3. Neural signatures of endogenous event boundaries in self-guided behaviors
Tuesday, Jun 25: 9:00 AM - 10:15 AM
Symposium
COEX
Room: Grand Ballroom 103
Studies on event segmentation and its neural mechanisms typically focus on exogenous event boundaries determined by changes in external stimuli. However, as active agents in the real world, humans also internally generate event boundaries by spontaneously switching between goals and mental states. In three fMRI studies, we employed naturalistic, self-guided tasks to characterize neural responses to endogenous event boundaries. In our first study, we found that during free narrated recall of a series of short movies, the default mode network (DMN) exhibited consistent activation patterns at boundaries between memories for different movies. These activation patterns were highly similar to those observed at exogenous boundaries between movies during movie-watching.
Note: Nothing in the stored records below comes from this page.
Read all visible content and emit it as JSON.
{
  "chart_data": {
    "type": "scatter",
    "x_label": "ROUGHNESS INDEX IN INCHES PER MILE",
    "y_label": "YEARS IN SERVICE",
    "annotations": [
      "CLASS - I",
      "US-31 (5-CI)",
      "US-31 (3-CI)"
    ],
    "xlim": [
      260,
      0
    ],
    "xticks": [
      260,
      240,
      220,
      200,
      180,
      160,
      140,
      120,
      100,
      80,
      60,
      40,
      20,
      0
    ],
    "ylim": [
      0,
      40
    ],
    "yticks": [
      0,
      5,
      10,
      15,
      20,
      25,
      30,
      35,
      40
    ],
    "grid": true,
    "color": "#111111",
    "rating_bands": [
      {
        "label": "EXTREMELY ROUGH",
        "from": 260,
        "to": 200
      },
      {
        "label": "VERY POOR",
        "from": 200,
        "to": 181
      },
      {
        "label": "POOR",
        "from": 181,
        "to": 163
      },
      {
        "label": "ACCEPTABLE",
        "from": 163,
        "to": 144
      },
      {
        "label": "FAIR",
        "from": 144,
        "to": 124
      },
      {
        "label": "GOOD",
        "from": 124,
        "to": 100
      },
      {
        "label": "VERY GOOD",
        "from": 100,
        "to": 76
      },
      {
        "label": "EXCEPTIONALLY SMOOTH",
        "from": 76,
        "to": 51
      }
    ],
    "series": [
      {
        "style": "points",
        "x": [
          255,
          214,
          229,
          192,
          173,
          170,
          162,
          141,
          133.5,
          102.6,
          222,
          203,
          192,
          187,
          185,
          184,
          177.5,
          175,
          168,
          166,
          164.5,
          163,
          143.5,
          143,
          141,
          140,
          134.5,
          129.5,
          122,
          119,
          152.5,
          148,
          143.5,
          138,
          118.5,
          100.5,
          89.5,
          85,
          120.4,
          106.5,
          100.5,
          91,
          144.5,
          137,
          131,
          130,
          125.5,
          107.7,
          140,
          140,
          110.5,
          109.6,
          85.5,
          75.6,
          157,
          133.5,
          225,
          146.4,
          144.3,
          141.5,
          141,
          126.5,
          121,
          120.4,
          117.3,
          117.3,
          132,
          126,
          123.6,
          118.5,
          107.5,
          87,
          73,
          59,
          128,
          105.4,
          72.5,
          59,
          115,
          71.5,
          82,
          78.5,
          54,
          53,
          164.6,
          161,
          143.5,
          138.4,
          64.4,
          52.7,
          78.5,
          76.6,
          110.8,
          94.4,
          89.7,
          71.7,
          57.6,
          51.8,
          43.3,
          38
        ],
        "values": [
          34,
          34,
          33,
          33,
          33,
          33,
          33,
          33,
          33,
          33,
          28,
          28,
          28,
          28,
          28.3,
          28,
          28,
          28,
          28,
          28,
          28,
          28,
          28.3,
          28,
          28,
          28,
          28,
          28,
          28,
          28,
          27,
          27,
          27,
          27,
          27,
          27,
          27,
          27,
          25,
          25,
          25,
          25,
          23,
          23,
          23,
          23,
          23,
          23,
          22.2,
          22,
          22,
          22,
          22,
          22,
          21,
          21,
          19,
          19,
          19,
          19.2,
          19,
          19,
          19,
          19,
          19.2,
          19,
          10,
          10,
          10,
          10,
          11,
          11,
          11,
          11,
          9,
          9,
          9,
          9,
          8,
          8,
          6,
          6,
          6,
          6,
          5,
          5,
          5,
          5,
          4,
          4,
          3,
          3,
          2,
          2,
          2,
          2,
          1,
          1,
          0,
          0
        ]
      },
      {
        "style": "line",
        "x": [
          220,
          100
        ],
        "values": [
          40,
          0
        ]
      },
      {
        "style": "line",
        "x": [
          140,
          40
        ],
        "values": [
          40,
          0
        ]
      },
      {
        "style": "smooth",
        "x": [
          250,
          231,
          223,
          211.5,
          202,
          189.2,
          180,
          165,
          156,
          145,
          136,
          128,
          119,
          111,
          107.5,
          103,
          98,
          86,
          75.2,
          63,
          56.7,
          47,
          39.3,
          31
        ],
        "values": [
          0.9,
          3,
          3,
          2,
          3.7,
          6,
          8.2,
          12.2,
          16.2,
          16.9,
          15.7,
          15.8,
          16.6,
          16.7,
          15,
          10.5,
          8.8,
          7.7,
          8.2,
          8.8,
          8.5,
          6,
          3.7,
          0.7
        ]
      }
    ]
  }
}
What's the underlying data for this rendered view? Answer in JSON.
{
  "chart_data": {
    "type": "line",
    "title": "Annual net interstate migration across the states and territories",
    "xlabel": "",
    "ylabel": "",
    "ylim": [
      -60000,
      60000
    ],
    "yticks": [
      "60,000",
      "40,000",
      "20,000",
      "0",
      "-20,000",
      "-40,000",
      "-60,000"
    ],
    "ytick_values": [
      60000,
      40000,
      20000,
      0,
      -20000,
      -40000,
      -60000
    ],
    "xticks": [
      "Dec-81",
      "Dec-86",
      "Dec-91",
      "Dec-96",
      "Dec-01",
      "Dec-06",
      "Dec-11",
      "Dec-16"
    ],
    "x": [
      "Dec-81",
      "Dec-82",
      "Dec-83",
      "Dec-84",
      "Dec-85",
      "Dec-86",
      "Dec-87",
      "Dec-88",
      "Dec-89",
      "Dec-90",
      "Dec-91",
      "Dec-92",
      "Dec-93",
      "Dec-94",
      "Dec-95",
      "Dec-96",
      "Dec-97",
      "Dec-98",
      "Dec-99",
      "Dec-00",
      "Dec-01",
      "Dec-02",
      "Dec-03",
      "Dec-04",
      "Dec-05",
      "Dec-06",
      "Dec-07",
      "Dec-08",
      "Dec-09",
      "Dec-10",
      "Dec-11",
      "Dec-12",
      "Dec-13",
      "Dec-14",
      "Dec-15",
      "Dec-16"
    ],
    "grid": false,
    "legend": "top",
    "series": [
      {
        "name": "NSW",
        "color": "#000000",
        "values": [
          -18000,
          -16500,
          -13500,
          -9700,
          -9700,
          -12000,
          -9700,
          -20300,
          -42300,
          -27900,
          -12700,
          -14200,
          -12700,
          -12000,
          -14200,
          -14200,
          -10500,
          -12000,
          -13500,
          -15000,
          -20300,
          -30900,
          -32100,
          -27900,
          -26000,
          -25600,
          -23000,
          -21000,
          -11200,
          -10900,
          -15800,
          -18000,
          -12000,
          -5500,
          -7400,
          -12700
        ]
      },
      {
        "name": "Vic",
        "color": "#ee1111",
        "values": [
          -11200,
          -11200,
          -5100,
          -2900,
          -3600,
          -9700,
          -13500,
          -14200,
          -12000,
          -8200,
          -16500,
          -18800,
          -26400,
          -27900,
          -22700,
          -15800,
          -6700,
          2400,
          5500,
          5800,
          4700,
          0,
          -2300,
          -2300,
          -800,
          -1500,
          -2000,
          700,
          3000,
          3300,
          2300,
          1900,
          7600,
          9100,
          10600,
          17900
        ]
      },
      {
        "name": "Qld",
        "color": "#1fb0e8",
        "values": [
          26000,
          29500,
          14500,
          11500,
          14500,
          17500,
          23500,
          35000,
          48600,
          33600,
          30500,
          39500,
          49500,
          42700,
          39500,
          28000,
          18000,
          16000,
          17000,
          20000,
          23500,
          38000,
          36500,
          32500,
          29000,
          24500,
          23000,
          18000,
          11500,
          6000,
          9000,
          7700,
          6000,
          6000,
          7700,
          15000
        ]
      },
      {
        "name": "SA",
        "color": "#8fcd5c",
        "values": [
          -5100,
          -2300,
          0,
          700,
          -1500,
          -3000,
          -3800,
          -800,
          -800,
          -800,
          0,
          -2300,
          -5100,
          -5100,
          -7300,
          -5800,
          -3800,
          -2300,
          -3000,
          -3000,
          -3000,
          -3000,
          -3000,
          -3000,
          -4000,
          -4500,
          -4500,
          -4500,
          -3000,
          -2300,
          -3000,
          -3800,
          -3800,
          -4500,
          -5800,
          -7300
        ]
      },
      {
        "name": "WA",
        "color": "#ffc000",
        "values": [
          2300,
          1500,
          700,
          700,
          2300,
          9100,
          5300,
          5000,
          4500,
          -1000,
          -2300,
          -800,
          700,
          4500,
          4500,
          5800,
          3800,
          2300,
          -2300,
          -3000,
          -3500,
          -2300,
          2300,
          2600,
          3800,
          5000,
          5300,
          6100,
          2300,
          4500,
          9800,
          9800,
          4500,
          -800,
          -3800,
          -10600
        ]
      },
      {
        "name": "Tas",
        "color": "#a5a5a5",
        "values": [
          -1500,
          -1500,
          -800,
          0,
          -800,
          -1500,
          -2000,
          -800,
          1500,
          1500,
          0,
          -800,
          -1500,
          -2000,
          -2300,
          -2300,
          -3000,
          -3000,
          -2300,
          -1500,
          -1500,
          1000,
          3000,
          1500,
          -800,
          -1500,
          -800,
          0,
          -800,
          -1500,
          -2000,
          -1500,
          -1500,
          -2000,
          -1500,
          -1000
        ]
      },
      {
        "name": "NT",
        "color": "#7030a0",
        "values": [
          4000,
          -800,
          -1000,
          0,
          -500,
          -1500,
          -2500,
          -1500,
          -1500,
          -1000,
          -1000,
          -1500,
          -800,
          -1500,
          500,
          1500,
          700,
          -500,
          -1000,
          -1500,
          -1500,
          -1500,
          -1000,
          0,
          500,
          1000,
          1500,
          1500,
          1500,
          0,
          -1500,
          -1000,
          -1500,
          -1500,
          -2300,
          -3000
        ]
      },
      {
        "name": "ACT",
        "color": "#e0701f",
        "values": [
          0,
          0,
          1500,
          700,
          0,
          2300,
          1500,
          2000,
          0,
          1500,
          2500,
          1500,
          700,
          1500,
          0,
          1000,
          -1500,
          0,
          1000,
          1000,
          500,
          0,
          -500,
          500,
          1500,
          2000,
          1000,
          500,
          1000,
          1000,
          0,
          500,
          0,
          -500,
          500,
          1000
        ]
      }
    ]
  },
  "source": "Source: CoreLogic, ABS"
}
In the second study, we used a 'think-aloud' task to illustrate that the DMN boundary pattern also emerged at transitions between different topics in a stream of spontaneous thoughts. Our third study extended these findings beyond verbal responses and observed the DMN boundary pattern during spontaneous switching between different task goals in a continuous web browsing task. Together, our results demonstrate that endogenous event boundaries elicit generalized neural responses in higher associative cortices, similar to those seen at exogenous boundaries.